I've been doing yoga regularly for just over two years now. I too would recommend finding some in-person classes to get started. I do use videos at home too, but the class work I've done has helped me understand certain poses better, so I work with them better when they come up in videos. Also, videos can get you in a rut of doing the same things over and over, while classes will bring variation, which is important to have from time to time.

Some video resources I've liked:
Broga Yoga - cheesy name, I know, they're trying to build a brand of "yoga for guys," but they have a lot of short videos out on YouTube and Vimeo, that combine traditional yoga with some more standard calesthenics. Sometimes they run "30 day" programs where, for free, they will email you link to a daily short workout video, sometimes slow and stretchy, sometimes more active.

Dylan Werner's "Yoga Strength Basics for Beginners" - despite "Beginners" in the name, I wouldn't suggest these routines for total newbies. Werner is an amazingly advanced yoga practitioner, but while these videos are great at focusing on specific core areas of yoga (shoulder/arm strength, hip flexibility, spine, etc.), I feel like there are times where he's a bit slow to call out modifications to make certain things simpler. (I remember I was following one of these, and he calls for a certain seated twisting pose which my hips just cannot do and I knew it, but in the video he doesn't suggest the option of keeping one leg straight instead.) My opinion is these are really good if you've already got a little experience so you've got an idea what your body can and can't do at this time. Otherwise I think these are a lot of what you're looking for. The routines are each about 20-25 minutes long. (There's a second set, "Beginner Yoga Strength Classes" - if you buy both sets together it's a little cheaper.)
posted by dnash at 9:00 AM on August 25, 2015

If you don't mind spending a nominal fee, I highly recommend Dirty Yoga. I've taken in person classes off and on for years; Dirty Yoga does an excellent job explaining everything, is easy to follow, and very non-woo. I have a baby so I haven't signed up, I just keep buying access to the prep course which is move at your own pace ($15/mo).
posted by jrobin276 at 8:02 PM on August 25, 2015

Best answer: If you are looking to be limber...as a way to ease into it I would probably just do a bunch of sun salutations (say 6 sets, since you will lunge with either your left or right leg on each set and want it balanced) every morning. Downward-facing dog is a superb movement, especially if you kind of bounce around and really stretch out those shoulder joints. On the lunge you want to really crack those hips open, but don't force it all at once, the flexibility will come slowly.

And since you are using it as a flexibility routine rather than a yoga routine, I wouldn't worry over-much about whether you should be breathing in or out.

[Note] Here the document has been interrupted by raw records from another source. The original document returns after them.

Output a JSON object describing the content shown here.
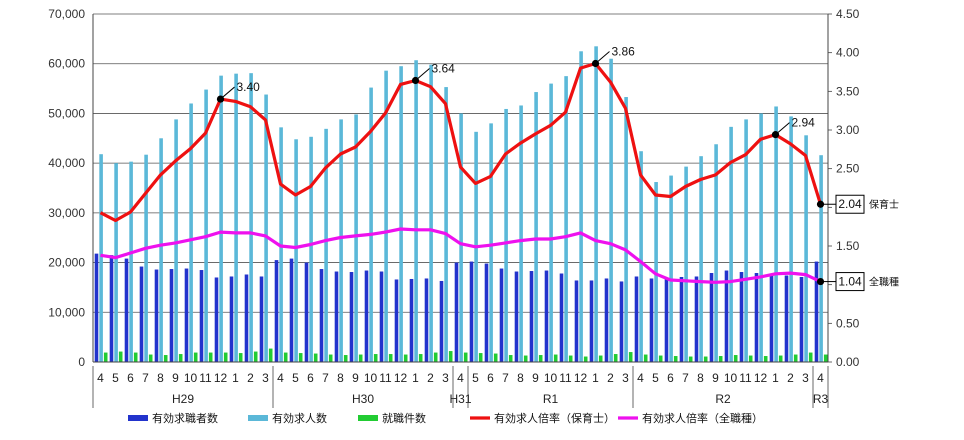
{
  "chart_data": {
    "type": "bar",
    "months": [
      "4",
      "5",
      "6",
      "7",
      "8",
      "9",
      "10",
      "11",
      "12",
      "1",
      "2",
      "3",
      "4",
      "5",
      "6",
      "7",
      "8",
      "9",
      "10",
      "11",
      "12",
      "1",
      "2",
      "3",
      "4",
      "5",
      "6",
      "7",
      "8",
      "9",
      "10",
      "11",
      "12",
      "1",
      "2",
      "3",
      "4",
      "5",
      "6",
      "7",
      "8",
      "9",
      "10",
      "11",
      "12",
      "1",
      "2",
      "3",
      "4"
    ],
    "eras": [
      {
        "label": "H29",
        "start": 0,
        "end": 11
      },
      {
        "label": "H30",
        "start": 12,
        "end": 23
      },
      {
        "label": "H31",
        "start": 24,
        "end": 24
      },
      {
        "label": "R1",
        "start": 25,
        "end": 35
      },
      {
        "label": "R2",
        "start": 36,
        "end": 47
      },
      {
        "label": "R3",
        "start": 48,
        "end": 48
      }
    ],
    "y_left": {
      "min": 0,
      "max": 70000,
      "ticks": [
        "0",
        "10,000",
        "20,000",
        "30,000",
        "40,000",
        "50,000",
        "60,000",
        "70,000"
      ]
    },
    "y_right": {
      "min": 0,
      "max": 4.5,
      "ticks": [
        "0.00",
        "0.50",
        "1.00",
        "1.50",
        "2.00",
        "2.50",
        "3.00",
        "3.50",
        "4.00",
        "4.50"
      ]
    },
    "series": [
      {
        "name": "有効求職者数",
        "kind": "bar",
        "axis": "left",
        "color": "#2233cc",
        "values": [
          21800,
          21500,
          20800,
          19200,
          18600,
          18700,
          18800,
          18500,
          17000,
          17200,
          17600,
          17200,
          20500,
          20800,
          20000,
          18700,
          18200,
          18100,
          18400,
          18200,
          16600,
          16700,
          16800,
          16300,
          20000,
          20200,
          19800,
          18800,
          18200,
          18300,
          18400,
          17800,
          16400,
          16400,
          16800,
          16200,
          17200,
          16800,
          17000,
          17100,
          17200,
          17900,
          18400,
          18100,
          17900,
          17600,
          17400,
          17100,
          20200
        ]
      },
      {
        "name": "有効求人数",
        "kind": "bar",
        "axis": "left",
        "color": "#5bb8d8",
        "values": [
          41800,
          40000,
          40300,
          41700,
          45000,
          48800,
          52000,
          54800,
          57600,
          58000,
          58100,
          53800,
          47200,
          44800,
          45300,
          46900,
          48800,
          49800,
          55200,
          58600,
          59500,
          60700,
          59800,
          55300,
          50000,
          46300,
          48000,
          50900,
          51600,
          54300,
          56000,
          57500,
          62500,
          63500,
          61000,
          53300,
          42400,
          36200,
          37500,
          39300,
          41400,
          43800,
          47300,
          48800,
          50000,
          51400,
          49400,
          45600,
          41600
        ]
      },
      {
        "name": "就職件数",
        "kind": "bar",
        "axis": "left",
        "color": "#22cc33",
        "values": [
          1900,
          2100,
          1900,
          1500,
          1400,
          1600,
          1900,
          1900,
          1900,
          1800,
          2100,
          2700,
          1900,
          1800,
          1700,
          1500,
          1400,
          1500,
          1600,
          1600,
          1500,
          1600,
          1900,
          2200,
          1900,
          1800,
          1700,
          1400,
          1300,
          1400,
          1500,
          1300,
          1100,
          1300,
          1600,
          2000,
          1500,
          1300,
          1200,
          1100,
          1100,
          1200,
          1400,
          1300,
          1200,
          1300,
          1500,
          1900,
          1500
        ]
      },
      {
        "name": "有効求人倍率（保育士）",
        "kind": "line",
        "axis": "right",
        "color": "#ee1111",
        "values": [
          1.93,
          1.83,
          1.94,
          2.18,
          2.42,
          2.6,
          2.76,
          2.96,
          3.4,
          3.37,
          3.3,
          3.13,
          2.3,
          2.16,
          2.27,
          2.51,
          2.69,
          2.78,
          2.98,
          3.22,
          3.59,
          3.64,
          3.56,
          3.34,
          2.52,
          2.31,
          2.4,
          2.69,
          2.83,
          2.95,
          3.06,
          3.23,
          3.8,
          3.86,
          3.62,
          3.28,
          2.42,
          2.16,
          2.14,
          2.27,
          2.36,
          2.42,
          2.58,
          2.68,
          2.88,
          2.94,
          2.82,
          2.67,
          2.04
        ]
      },
      {
        "name": "有効求人倍率（全職種）",
        "kind": "line",
        "axis": "right",
        "color": "#ee11ee",
        "values": [
          1.38,
          1.35,
          1.41,
          1.47,
          1.51,
          1.54,
          1.58,
          1.62,
          1.68,
          1.67,
          1.67,
          1.63,
          1.5,
          1.48,
          1.52,
          1.57,
          1.61,
          1.63,
          1.65,
          1.68,
          1.72,
          1.71,
          1.71,
          1.66,
          1.53,
          1.49,
          1.51,
          1.54,
          1.57,
          1.59,
          1.59,
          1.62,
          1.67,
          1.57,
          1.53,
          1.45,
          1.3,
          1.14,
          1.06,
          1.05,
          1.04,
          1.03,
          1.04,
          1.07,
          1.1,
          1.14,
          1.15,
          1.13,
          1.04
        ]
      }
    ],
    "annotations": [
      {
        "series": 3,
        "index": 8,
        "text": "3.40",
        "boxed": false,
        "suffix": ""
      },
      {
        "series": 3,
        "index": 21,
        "text": "3.64",
        "boxed": false,
        "suffix": ""
      },
      {
        "series": 3,
        "index": 33,
        "text": "3.86",
        "boxed": false,
        "suffix": ""
      },
      {
        "series": 3,
        "index": 45,
        "text": "2.94",
        "boxed": false,
        "suffix": ""
      },
      {
        "series": 3,
        "index": 48,
        "text": "2.04",
        "boxed": true,
        "suffix": "保育士"
      },
      {
        "series": 4,
        "index": 48,
        "text": "1.04",
        "boxed": true,
        "suffix": "全職種"
      }
    ],
    "legend": [
      "有効求職者数",
      "有効求人数",
      "就職件数",
      "有効求人倍率（保育士）",
      "有効求人倍率（全職種）"
    ]
  }
}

If you are unconditioned, you may actually find yourself huffing and puffing a little bit, and that's totally fine!

Protip: employ Pavel's "Relax Into Stretch" approach with the movements (the book bearing that name is highly recommended!), and you'll probably find you're a lot more flexible than you thought you were (though probably not as flexible as you could be)! Breathe in (slowly, through the nose) as you start the stretch, then as you breathe out (slowly, through the mouth) you apply slight pressure to the stretch and will find that you suddenly get an extra degree of movement.
posted by turbid dahlia at 8:50 PM on August 25, 2015

Seconding yoga studio. Great interface, good content. I try and do 15 mins every morning, (although the instructor annoys me with how much stretchier she is than me).